Anyone notice strange announcements for 126.96.36.199/24
Patrick W. Gilmore
patrick at ianai.net
Tue Jan 13 13:06:10 CST 2009
On Jan 13, 2009, at 1:27 PM, Adrian Chadd wrote:
> On Tue, Jan 13, 2009, Patrick W. Gilmore wrote:
>> How can anyone seriously argue the ASN owner is somehow wrong and
>> a straight face? How can anyone else who actually runs a network not
>> see that as ridiculous?
> Speaking purely as an outsider who hasn't had to pull such jack moves
> with his tiny corner of the world these days, I've frequently seen
> pull exactly these jack moves for Traffic Engineering.
> So either they're not talking and wish to remain nameless, or they're
> talking and being hypocritical. But they do exist, and I'm pretty sure
> they see it as another way of "hacking" the routing system to achieve
> goals the original implementors didn't explicitly define, but have
> operational relevance today.
> But they're out there, injecting routes to peers to control traffic.

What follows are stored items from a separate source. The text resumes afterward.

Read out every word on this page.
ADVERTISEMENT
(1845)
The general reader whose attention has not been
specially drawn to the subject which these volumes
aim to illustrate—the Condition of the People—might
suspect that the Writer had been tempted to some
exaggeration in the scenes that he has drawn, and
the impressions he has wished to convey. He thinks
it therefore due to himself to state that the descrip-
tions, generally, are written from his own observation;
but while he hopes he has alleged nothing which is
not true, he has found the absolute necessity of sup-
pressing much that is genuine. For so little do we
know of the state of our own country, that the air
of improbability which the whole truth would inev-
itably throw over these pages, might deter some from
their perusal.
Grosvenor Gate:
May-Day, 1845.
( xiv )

> I remember the first time I saw it and said "uhm wtf?" followed by
> "evil but clever." Much like other BGP tricks. :)
The idea that you can do something and get away with it sometimes
makes it OK all the time is erroneous.
Extreme example: Sprint probably wouldn't post to NANOG or even
complain if a little network announced one of their prefixes. Does
that make it OK for any network to announce anyone else's prefix?
The fact is someone -did- notice, and instead of saying "I'm sorry, I
won't do it again", Randy just said "I'm a good guy, doing an
experiment" and implied it could not possibly be wrong. Worse, others
actually berated the ASN owner for spending time & effort on the issue.
If you use my ASN for an experiment or anything else without
permission, do not act surprised when I notice. And certainly do not
try to act like it is just no big deal. Use your own autonomous
system numbers if you want it to be "no big deal".